Some of the earliest personifications of nature were the
projections of God as a king and a lawmaker. In prehistoric, low-tech
societies, the most important inventions, after language and the ego
themselves, were the hunting tribe and then the Neolithic village. Laws were
needed to maintain the social order and ancient theists and animists understood
the rest of the world to be similarly regulated by hidden personages. The
supernatural world was just an invisible social order in which the absolute
ruler and his aristocrats and entourage created and governed the natural world
much as we construct our microcosmic societies, that is, our tribes, civilizations, empires, and so on, as
oases from the wilderness.
That kind of personalizing cognition became obsolete with
modern objectification. We still habitually personify
ourselves and each other, because we’re too proud to consider ourselves
animals, but the fictional characters of the gods died in importance for most
of the modern intelligentsia. Instead of a remote social realm, there were just
more and more objects, as scientists discovered; for example, the lights in the
sky turned out to be stars, not gods. Coincidentally or not, the pace of Western
technical innovations quickened with the Renaissance and then with Industrial
Revolution, just as modern scientists from Copernicus to Newton, and Darwin to
Einstein used their new methods of discovery and mathematical description to
model nature as a machine. The philosophy of deism prevented the masses that
still depended on the old gods for their sanity and morality, from revolting
against science for having depersonalized the universe and banished the gods to
nowhere. For a time, informed people could think of the universe as a
self-regulating machine designed by a great architect. But given the modern
biologist’s mechanical explanation of the design of organisms and the quantum physicist’s
account of the creation of universes from chaos, the cosmicist implications of
modern objectification are logically inescapable. People are outgrowths of
impersonal systems; we’re not metaphysically fundamental and so we ought to
feel alienated from automated nature. Luckily, most people can’t hope to follow
the scientist’s logic nor are they interested in following it, in the first
place, because even as science undermines our comforting fictions, applied
science is a cornucopia of goodies which distracts us from the ghastliness of
the hand that feeds us.
As modern scientists came to see nature in its corporeal
splendor, through their telescopes and microscopes, they depersonalized
themselves, developing the scientific institutions and using experiments to circumvent
their prejudices and the prevailing dogmas, to explain what they saw. Thus, the world’s undeadness came to match
that of nature’s heralds. Of course, scientists were prone to the same
animalistic tendencies as the rest of us: they bickered, harbored resentments,
and competed for power in their dominance hierarchies; some even worked
feverishly on theological problems, as in the case of Isaac Newton. But the
scientific methods themselves coldly detach hypotheses from such messy social
contexts, algorithmically sorting adequate from useless models. In short,
science became a social machine to mirror the natural systems that were measured
with ever greater exactness by the extended senses in the laboratories.

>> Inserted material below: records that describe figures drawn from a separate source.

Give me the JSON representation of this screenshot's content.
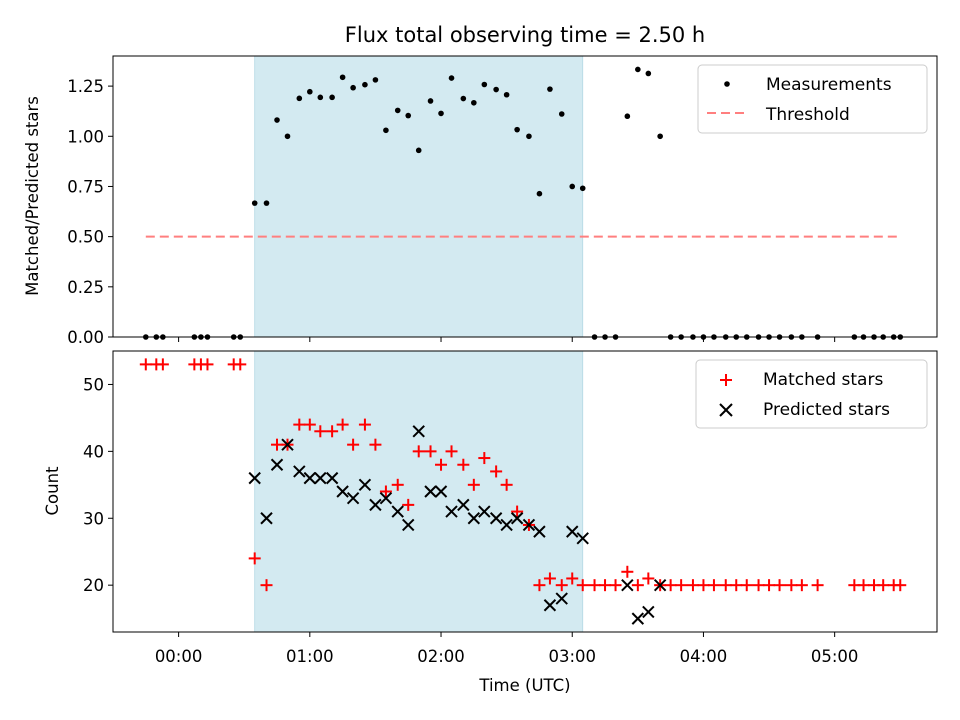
{
  "title": "Flux total observing time = 2.50 h",
  "chart_data": [
    {
      "type": "scatter",
      "ylabel": "Matched/Predicted stars",
      "xlim": [
        -0.5,
        5.78
      ],
      "ylim": [
        0.0,
        1.4
      ],
      "yticks": [
        0.0,
        0.25,
        0.5,
        0.75,
        1.0,
        1.25
      ],
      "ytick_labels": [
        "0.00",
        "0.25",
        "0.50",
        "0.75",
        "1.00",
        "1.25"
      ],
      "highlight_span": [
        0.58,
        3.08
      ],
      "highlight_color": "#d3eaf1",
      "legend_position": "upper right",
      "series": [
        {
          "name": "Measurements",
          "marker": "dot",
          "color": "#000000",
          "x": [
            -0.25,
            -0.17,
            -0.12,
            0.12,
            0.17,
            0.22,
            0.42,
            0.47,
            0.58,
            0.67,
            0.75,
            0.83,
            0.92,
            1.0,
            1.08,
            1.17,
            1.25,
            1.33,
            1.42,
            1.5,
            1.58,
            1.67,
            1.75,
            1.83,
            1.92,
            2.0,
            2.08,
            2.17,
            2.25,
            2.33,
            2.42,
            2.5,
            2.58,
            2.67,
            2.75,
            2.83,
            2.92,
            3.0,
            3.08,
            3.17,
            3.25,
            3.33,
            3.42,
            3.5,
            3.58,
            3.67,
            3.75,
            3.83,
            3.92,
            4.0,
            4.08,
            4.17,
            4.25,
            4.33,
            4.42,
            4.5,
            4.58,
            4.67,
            4.75,
            4.87,
            5.15,
            5.22,
            5.3,
            5.37,
            5.45,
            5.5
          ],
          "y": [
            0,
            0,
            0,
            0,
            0,
            0,
            0,
            0,
            0.667,
            0.667,
            1.081,
            1.0,
            1.189,
            1.222,
            1.194,
            1.194,
            1.294,
            1.242,
            1.257,
            1.281,
            1.03,
            1.129,
            1.103,
            0.93,
            1.176,
            1.114,
            1.29,
            1.188,
            1.167,
            1.258,
            1.233,
            1.207,
            1.033,
            1.0,
            0.714,
            1.235,
            1.111,
            0.75,
            0.741,
            0,
            0,
            0,
            1.1,
            1.333,
            1.313,
            1.0,
            0,
            0,
            0,
            0,
            0,
            0,
            0,
            0,
            0,
            0,
            0,
            0,
            0,
            0,
            0,
            0,
            0,
            0,
            0,
            0
          ]
        },
        {
          "name": "Threshold",
          "marker": "dashed-line",
          "color": "#ff7f7f",
          "x": [
            -0.25,
            5.5
          ],
          "y": [
            0.5,
            0.5
          ]
        }
      ]
    },
    {
      "type": "scatter",
      "xlabel": "Time (UTC)",
      "ylabel": "Count",
      "xlim": [
        -0.5,
        5.78
      ],
      "ylim": [
        13,
        55
      ],
      "yticks": [
        20,
        30,
        40,
        50
      ],
      "ytick_labels": [
        "20",
        "30",
        "40",
        "50"
      ],
      "xticks": [
        0,
        1,
        2,
        3,
        4,
        5
      ],
      "xtick_labels": [
        "00:00",
        "01:00",
        "02:00",
        "03:00",
        "04:00",
        "05:00"
      ],
      "highlight_span": [
        0.58,
        3.08
      ],
      "highlight_color": "#d3eaf1",
      "legend_position": "upper right",
      "series": [
        {
          "name": "Matched stars",
          "marker": "plus",
          "color": "#ff0000",
          "x": [
            -0.25,
            -0.17,
            -0.12,
            0.12,
            0.17,
            0.22,
            0.42,
            0.47,
            0.58,
            0.67,
            0.75,
            0.83,
            0.92,
            1.0,
            1.08,
            1.17,
            1.25,
            1.33,
            1.42,
            1.5,
            1.58,
            1.67,
            1.75,
            1.83,
            1.92,
            2.0,
            2.08,
            2.17,
            2.25,
            2.33,
            2.42,
            2.5,
            2.58,
            2.67,
            2.75,
            2.83,
            2.92,
            3.0,
            3.08,
            3.17,
            3.25,
            3.33,
            3.42,
            3.5,
            3.58,
            3.67,
            3.75,
            3.83,
            3.92,
            4.0,
            4.08,
            4.17,
            4.25,
            4.33,
            4.42,
            4.5,
            4.58,
            4.67,
            4.75,
            4.87,
            5.15,
            5.22,
            5.3,
            5.37,
            5.45,
            5.5
          ],
          "y": [
            53,
            53,
            53,
            53,
            53,
            53,
            53,
            53,
            24,
            20,
            41,
            41,
            44,
            44,
            43,
            43,
            44,
            41,
            44,
            41,
            34,
            35,
            32,
            40,
            40,
            38,
            40,
            38,
            35,
            39,
            37,
            35,
            31,
            29,
            20,
            21,
            20,
            21,
            20,
            20,
            20,
            20,
            22,
            20,
            21,
            20,
            20,
            20,
            20,
            20,
            20,
            20,
            20,
            20,
            20,
            20,
            20,
            20,
            20,
            20,
            20,
            20,
            20,
            20,
            20,
            20
          ]
        },
        {
          "name": "Predicted stars",
          "marker": "x",
          "color": "#000000",
          "x": [
            0.58,
            0.67,
            0.75,
            0.83,
            0.92,
            1.0,
            1.08,
            1.17,
            1.25,
            1.33,
            1.42,
            1.5,
            1.58,
            1.67,
            1.75,
            1.83,
            1.92,
            2.0,
            2.08,
            2.17,
            2.25,
            2.33,
            2.42,
            2.5,
            2.58,
            2.67,
            2.75,
            2.83,
            2.92,
            3.0,
            3.08,
            3.42,
            3.5,
            3.58,
            3.67
          ],
          "y": [
            36,
            30,
            38,
            41,
            37,
            36,
            36,
            36,
            34,
            33,
            35,
            32,
            33,
            31,
            29,
            43,
            34,
            34,
            31,
            32,
            30,
            31,
            30,
            29,
            30,
            29,
            28,
            17,
            18,
            28,
            27,
            20,
            15,
            16,
            20
          ]
        }
      ]
    }
  ]
}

Engineering and the Undeadness of Natural Machines
Two kinds of scientific worldviews emerged from those
revolutions, which I’ll call the engineer’s and the mathematician’s. These
worldviews aren’t scientific theories, but tendencies in science to interpret
theories according to different naturalistic assumptions. Moreover, the point
isn’t that all professional engineers and mathematicians line up on one side or
the other, but that these two flavors of naturalism arise especially out of
those two disciplines. That is, I’m talking about two types of naturalism that derive
from certain attitudes among scientists, born from different kinds of
scientific work. There’s some overlap between engineering and mathematics, but
these groups are also divided by different mindsets and cultures. So, then, the
engineering-centered picture takes for granted the technologies that provide scientists with the data needed to
formulate their hypotheses. In addition, the engineer appreciates the work that goes into scientific
explanation, including the economic and political systems needed to separate
Church from State in modern Europe, which allowed early modern scientists to
work with less and less fear of persecution. Finally, the engineer’s sort of
naturalism is pragmatic in that the
engineer is inspired by the power of natural causes to determine their effects
and thus he takes science to be the means by which we control nature, in turn. Incidentally,
engineering-centered scientists are overwhelmingly male.